Amazing writeup - I needed this a few months ago :)
My impression after my own, shallower dive is that trainable dictionaries are an underappreciated part of the (or at least my) system design toolkit.
For example, say you're serving Wikipedia - a bunch of pages that are kind of static. In order to minimize disk space, you'll be tempted to compress the content. Compressing the whole corpus gets a good compression ratio, but it means that, to read an arbitrary item, you need to decompress everything (or 50% of everything, on average, I guess).
So to get random access, you compress each page. That's ok, but you get a worse compression ratio because every compressor starts from scratch.
But with Zstandard and a trainable dictionary, you could train a dictionary on a couple pages, then use that dictionary to compress and decompress arbitrary items.
As far as I can tell, that's probably the best of both worlds - close to the compression ratio of compressing the whole corpus with gzip, but the random access of compressing each item individually.
This seems really generalizable - e.g. maybe Facebook has to store a zillion photos that are very rarely accessed, but 10% of them are selfies.

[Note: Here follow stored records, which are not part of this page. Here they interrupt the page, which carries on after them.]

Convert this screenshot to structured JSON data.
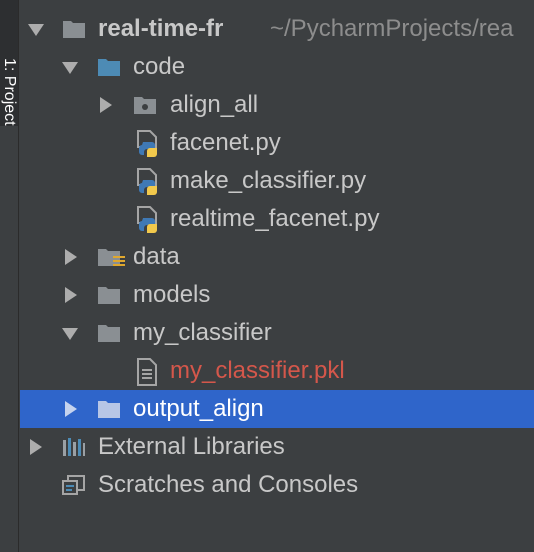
{
  "sidebar": {
    "tab_label": "1: Project"
  },
  "tree": {
    "root": {
      "name": "real-time-fr",
      "path": "~/PycharmProjects/rea"
    },
    "code": {
      "name": "code"
    },
    "align_all": {
      "name": "align_all"
    },
    "facenet": {
      "name": "facenet.py"
    },
    "make_classifier": {
      "name": "make_classifier.py"
    },
    "realtime_facenet": {
      "name": "realtime_facenet.py"
    },
    "data": {
      "name": "data"
    },
    "models": {
      "name": "models"
    },
    "my_classifier": {
      "name": "my_classifier"
    },
    "my_classifier_pkl": {
      "name": "my_classifier.pkl",
      "color": "#d4574b"
    },
    "output_align": {
      "name": "output_align",
      "selected": true
    },
    "external_libraries": {
      "name": "External Libraries"
    },
    "scratches": {
      "name": "Scratches and Consoles"
    }
  },
  "colors": {
    "background": "#3c3f41",
    "selection": "#2f65ca",
    "folder": "#8a8f93",
    "folder_source": "#4d8bb5"
  }
}
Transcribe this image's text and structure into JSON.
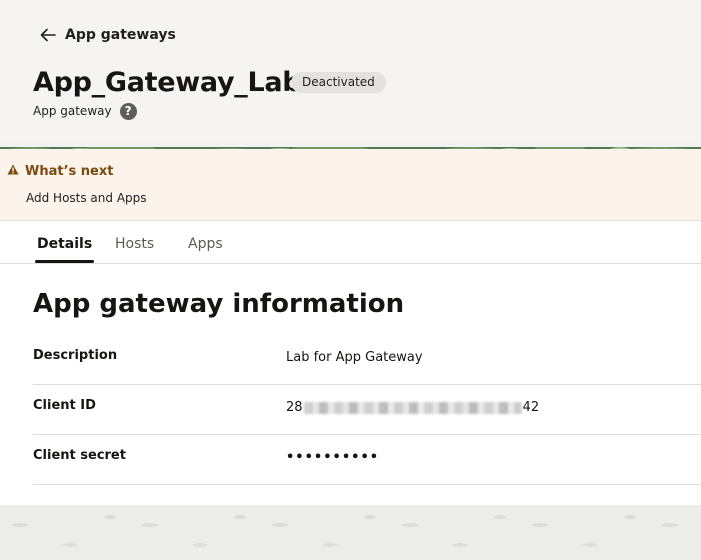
{
  "header": {
    "back_label": "App gateways",
    "title": "App_Gateway_Lab",
    "status_badge": "Deactivated",
    "subtitle": "App gateway",
    "help_glyph": "?"
  },
  "whats_next": {
    "title": "What’s next",
    "action": "Add Hosts and Apps",
    "accent_color": "#7a4a10"
  },
  "tabs": [
    {
      "label": "Details",
      "active": true
    },
    {
      "label": "Hosts",
      "active": false
    },
    {
      "label": "Apps",
      "active": false
    }
  ],
  "info": {
    "heading": "App gateway information",
    "rows": [
      {
        "label": "Description",
        "value": "Lab for App Gateway"
      },
      {
        "label": "Client ID",
        "value_prefix": "28",
        "value_suffix": "42"
      },
      {
        "label": "Client secret",
        "value": "••••••••••"
      }
    ]
  }
}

If we use a vector search to find clusters of similar items, we can compress those items with a single dictionary.
In fact, taking another step back, it seems like databases ought to offer this out of the box. Just like the concept of an index, it's not always a win and there are a lot of knobs that you might want to tune, but the benefits seem clear.
Maybe all of this already exists, or there's something I'm missing, but I really appreciate article's like OP's that break things down so clearly.